The poster’s frustration was not only that someone touched his camera. It was that the trespasser turned hunting into something suspicious and unpleasant right when the season should have been about preparation, patience, and time in the woods.
Commenters mostly agreed that the hunter needed to document everything and file a report.
Some suggested printing the trespasser’s photo and posting it near the property signs, but others warned that doing so could make the man harder to catch later. Several encouraged him to contact police or a game warden instead of handling it alone.
Others focused on identifying the man. The missing thumb, work clothes, and possible nearby business access gave commenters plenty to work with. Some thought he may have worked nearby and used the property as an easy access point after or during work.
A few hunters shared their own stories of stands, cameras, and gear showing up or disappearing on private land.
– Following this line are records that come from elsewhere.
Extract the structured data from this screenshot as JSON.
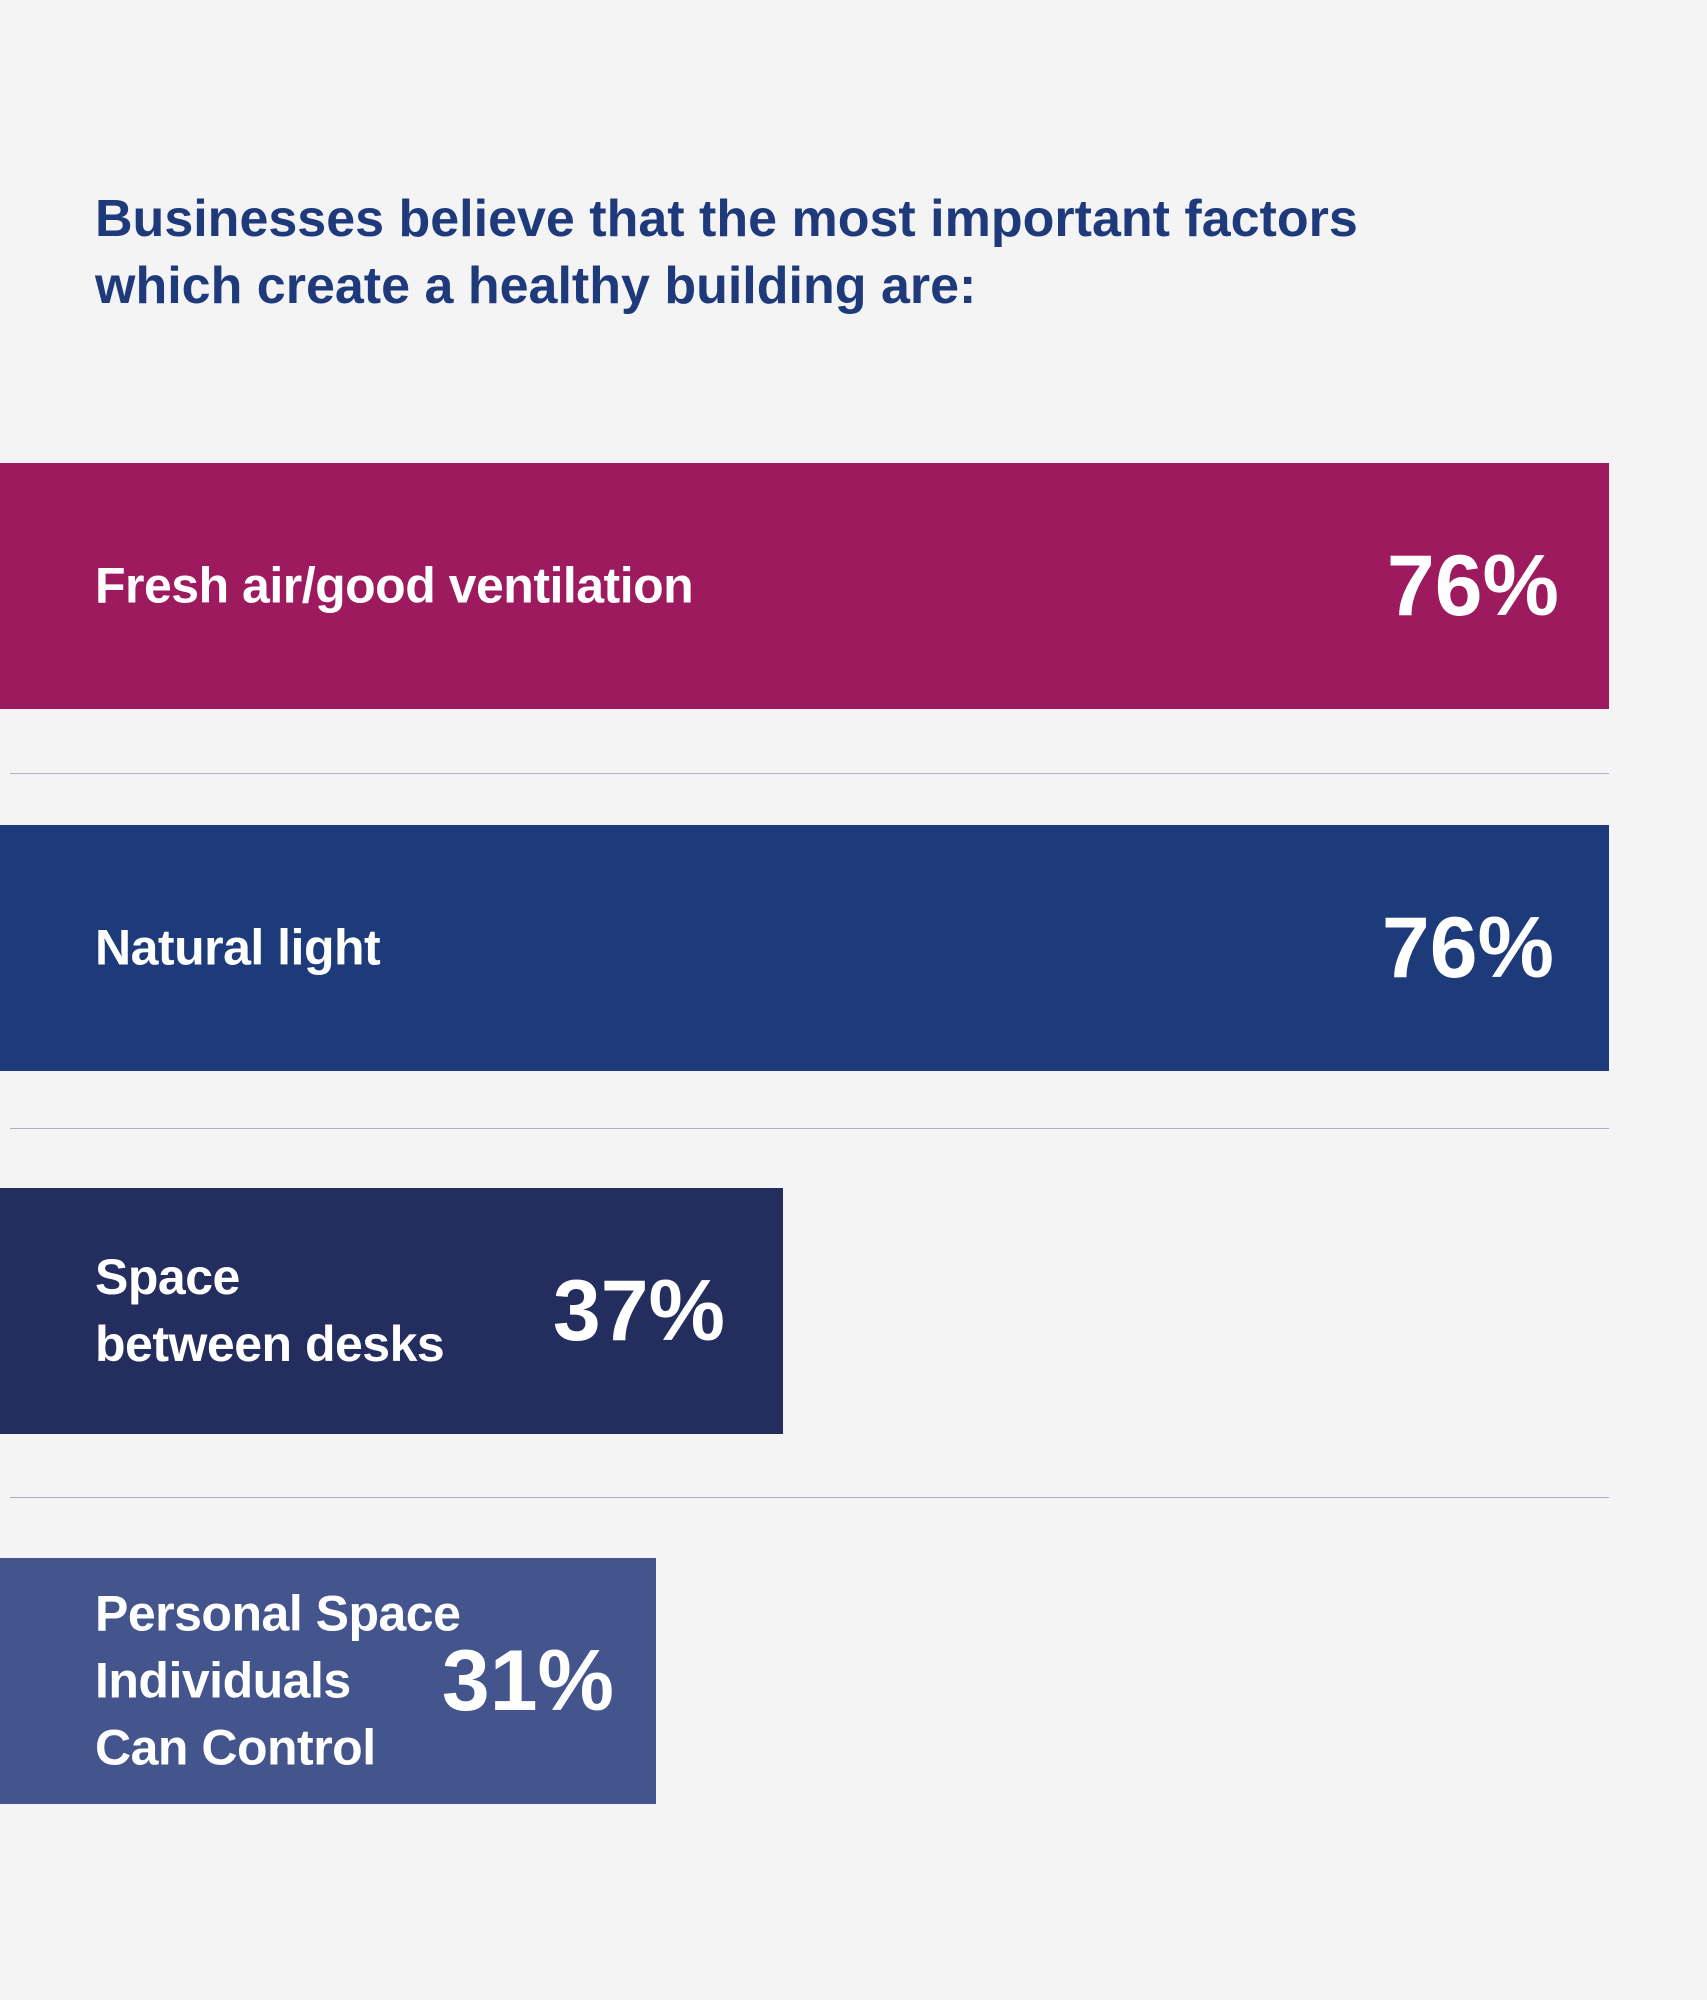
{
  "title_lines": [
    "Businesses believe that the most important factors",
    "which create a healthy building are:"
  ],
  "chart_data": {
    "type": "bar",
    "orientation": "horizontal",
    "title": "Businesses believe that the most important factors which create a healthy building are:",
    "categories": [
      "Fresh air/good ventilation",
      "Natural light",
      "Space between desks",
      "Personal Space Individuals Can Control"
    ],
    "values": [
      76,
      76,
      37,
      31
    ],
    "unit": "%",
    "bars": [
      {
        "label_lines": [
          "Fresh air/good ventilation"
        ],
        "value": 76,
        "value_label": "76%",
        "color": "#9d1a5e"
      },
      {
        "label_lines": [
          "Natural light"
        ],
        "value": 76,
        "value_label": "76%",
        "color": "#1d3b7b"
      },
      {
        "label_lines": [
          "Space",
          "between desks"
        ],
        "value": 37,
        "value_label": "37%",
        "color": "#232d5e"
      },
      {
        "label_lines": [
          "Personal Space",
          "Individuals",
          "Can Control"
        ],
        "value": 31,
        "value_label": "31%",
        "color": "#44548c"
      }
    ]
  }
}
That gave the thread the feel of a shared complaint: most hunters want to do things right, but a few people treat private ground and other people’s equipment like they can do whatever they want.
The poster’s situation ended with him pulling his gear, changing his plan, and preparing to file a report when he got back. He still planned to hunt the area, but the setup was no longer the same. One stranger turning a camera toward the ground was enough to make him rethink where he sat, what gear he left behind, and how closely he watched the property during the best part of deer season.